5. Timeline for future acquisitions
If bankers learned anything from the financial crisis, it was to be more judicious with acquisitions. Bank of America discovered this the hard way, with its 2008 purchase of mortgage-originator-cum-criminal enterprise Countrywide Financial, which has cost the bank $100 billion or more in subsequent legal fines and expenses. To a lesser extent, JPMorgan Chase learned the same lesson from its government-assisted acquisitions of Bear Stearns and Washington Mutual.

U.S. Bancorp avoided these pitfalls and is intent on continuing to do so. In response to an analyst's question about acquisitions, Davis explained that U.S. Bancorp won't be buying banks until at least 2017, at which point the statute of limitations should have run on crisis-related legal claims that could be brought against potential acquisition targets.

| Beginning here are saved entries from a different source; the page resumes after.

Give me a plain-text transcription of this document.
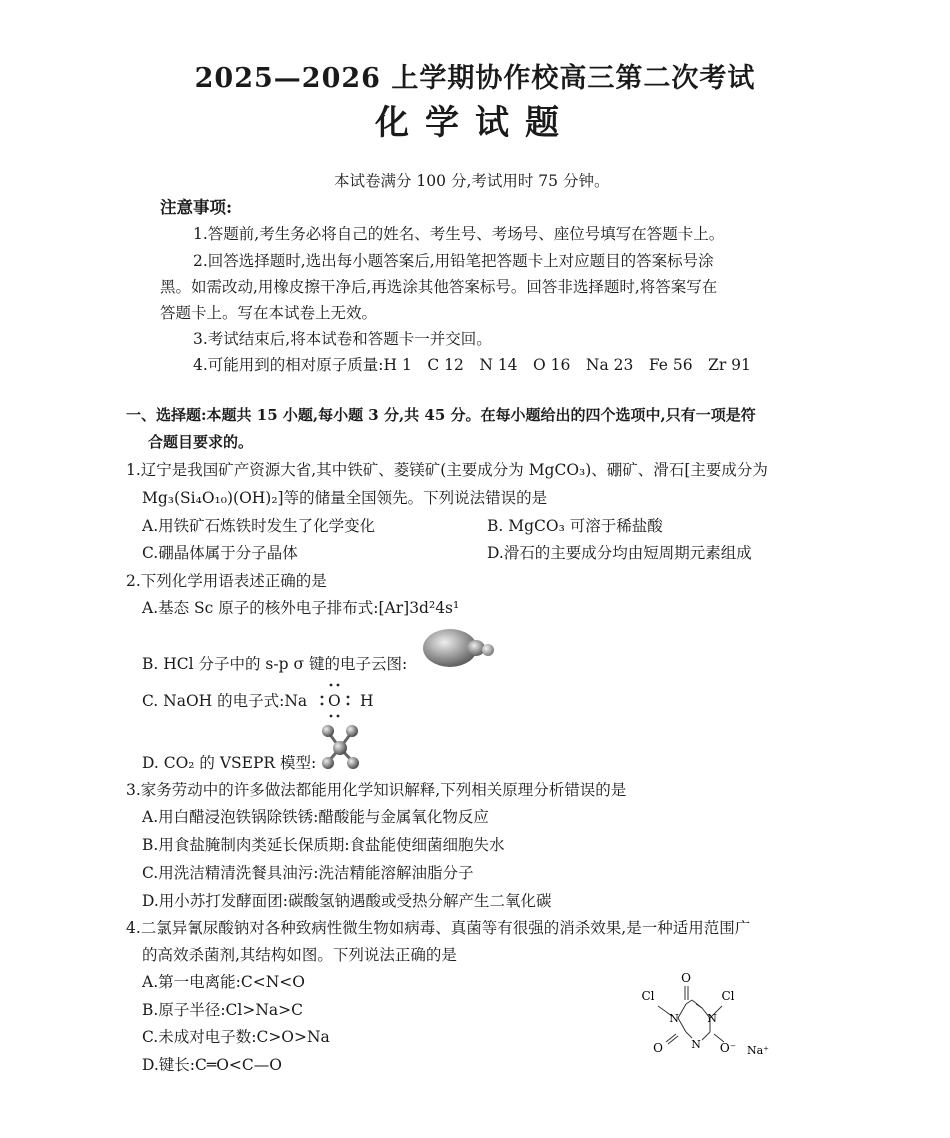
2025—2026 上学期协作校高三第二次考试
化学试题
本试卷满分 100 分,考试用时 75 分钟。
注意事项:
1.答题前,考生务必将自己的姓名、考生号、考场号、座位号填写在答题卡上。
2.回答选择题时,选出每小题答案后,用铅笔把答题卡上对应题目的答案标号涂
黑。如需改动,用橡皮擦干净后,再选涂其他答案标号。回答非选择题时,将答案写在
答题卡上。写在本试卷上无效。
3.考试结束后,将本试卷和答题卡一并交回。
4.可能用到的相对原子质量:H 1　C 12　N 14　O 16　Na 23　Fe 56　Zr 91
一、选择题:本题共 15 小题,每小题 3 分,共 45 分。在每小题给出的四个选项中,只有一项是符
合题目要求的。
1.辽宁是我国矿产资源大省,其中铁矿、菱镁矿(主要成分为 MgCO₃)、硼矿、滑石[主要成分为
Mg₃(Si₄O₁₀)(OH)₂]等的储量全国领先。下列说法错误的是
A.用铁矿石炼铁时发生了化学变化	B. MgCO₃ 可溶于稀盐酸
C.硼晶体属于分子晶体	D.滑石的主要成分均由短周期元素组成
2.下列化学用语表述正确的是
A.基态 Sc 原子的核外电子排布式:[Ar]3d²4s¹
B. HCl 分子中的 s-p σ 键的电子云图:
C. NaOH 的电子式:Na O H
D. CO₂ 的 VSEPR 模型:
3.家务劳动中的许多做法都能用化学知识解释,下列相关原理分析错误的是
A.用白醋浸泡铁锅除铁锈:醋酸能与金属氧化物反应
B.用食盐腌制肉类延长保质期:食盐能使细菌细胞失水
C.用洗洁精清洗餐具油污:洗洁精能溶解油脂分子
D.用小苏打发酵面团:碳酸氢钠遇酸或受热分解产生二氧化碳
4.二氯异氰尿酸钠对各种致病性微生物如病毒、真菌等有很强的消杀效果,是一种适用范围广
的高效杀菌剂,其结构如图。下列说法正确的是
A.第一电离能:C<N<O
B.原子半径:Cl>Na>C
C.未成对电子数:C>O>Na
D.键长:C═O<C—O
O
Cl	Cl
N	N
N
O	O⁻ Na⁺
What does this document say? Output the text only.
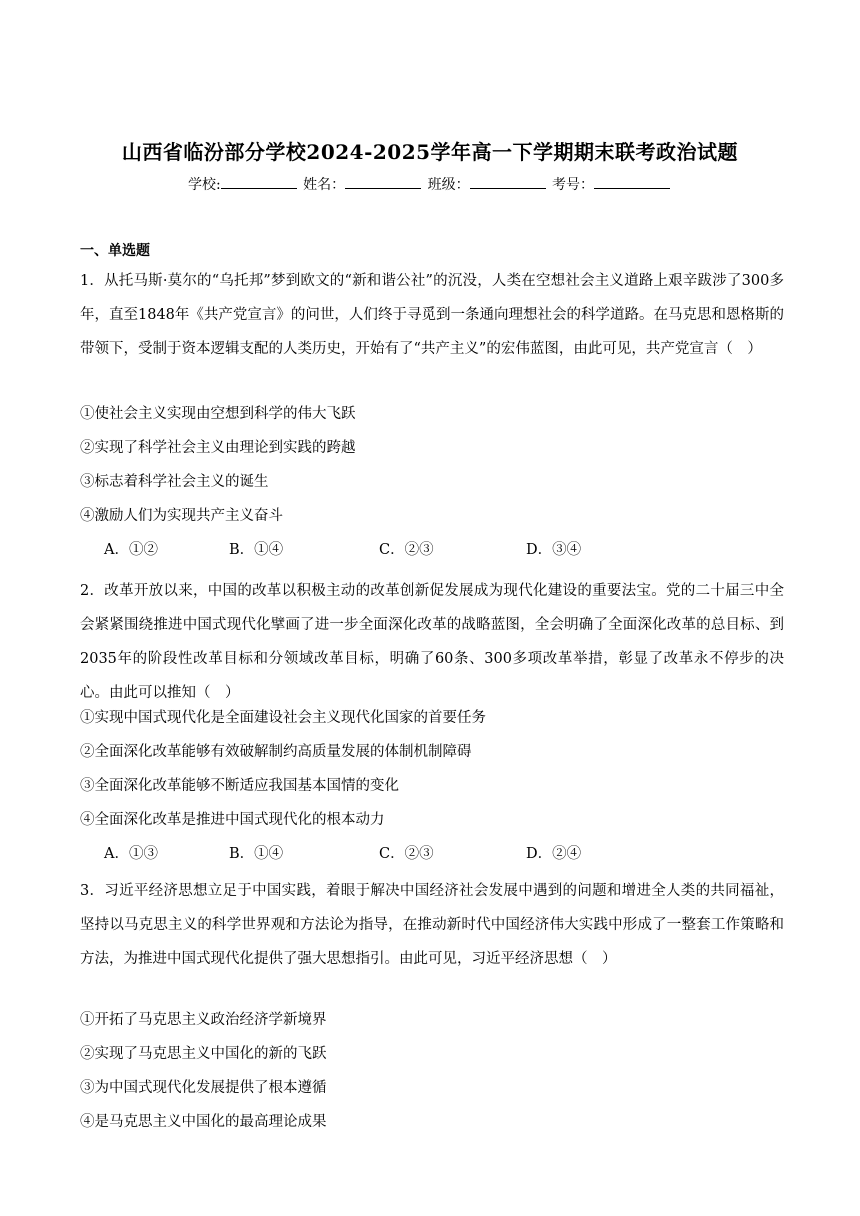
山西省临汾部分学校2024-2025学年高一下学期期末联考政治试题
学校:	姓名：	班级：	考号：
一、单选题
1．从托马斯·莫尔的“乌托邦”梦到欧文的“新和谐公社”的沉没，人类在空想社会主义道路上艰辛跋涉了300多年，直至1848年《共产党宣言》的问世，人们终于寻觅到一条通向理想社会的科学道路。在马克思和恩格斯的带领下，受制于资本逻辑支配的人类历史，开始有了“共产主义”的宏伟蓝图，由此可见，共产党宣言（　）
①使社会主义实现由空想到科学的伟大飞跃
②实现了科学社会主义由理论到实践的跨越
③标志着科学社会主义的诞生
④激励人们为实现共产主义奋斗
A．①②	B．①④	C．②③	D．③④
2．改革开放以来，中国的改革以积极主动的改革创新促发展成为现代化建设的重要法宝。党的二十届三中全会紧紧围绕推进中国式现代化擘画了进一步全面深化改革的战略蓝图，全会明确了全面深化改革的总目标、到2035年的阶段性改革目标和分领域改革目标，明确了60条、300多项改革举措，彰显了改革永不停步的决心。由此可以推知（　）
①实现中国式现代化是全面建设社会主义现代化国家的首要任务
②全面深化改革能够有效破解制约高质量发展的体制机制障碍
③全面深化改革能够不断适应我国基本国情的变化
④全面深化改革是推进中国式现代化的根本动力
A．①③	B．①④	C．②③	D．②④
3．习近平经济思想立足于中国实践，着眼于解决中国经济社会发展中遇到的问题和增进全人类的共同福祉，坚持以马克思主义的科学世界观和方法论为指导，在推动新时代中国经济伟大实践中形成了一整套工作策略和方法，为推进中国式现代化提供了强大思想指引。由此可见，习近平经济思想（　）
①开拓了马克思主义政治经济学新境界
②实现了马克思主义中国化的新的飞跃
③为中国式现代化发展提供了根本遵循
④是马克思主义中国化的最高理论成果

I think the statute in our head kind of ends in '17, so I don't think '16 is going to be a year where you'll see us jumping into big bank deals or big branch deals. But we do love the noncapital businesses of fees and trust. And you saw a recent acquisition we made of the Auto Club card portfolio. There are more where that came from, and those are very attractive deals. They're bolt-on. They're low capital. [...] It's a good way to grow the balance sheet, and we'll continue to see opportunities there. So I think '16 looks like a tail end of the last 4, 5 years, and then '17 probably becomes the time we'll start looking at more traditional bank deals.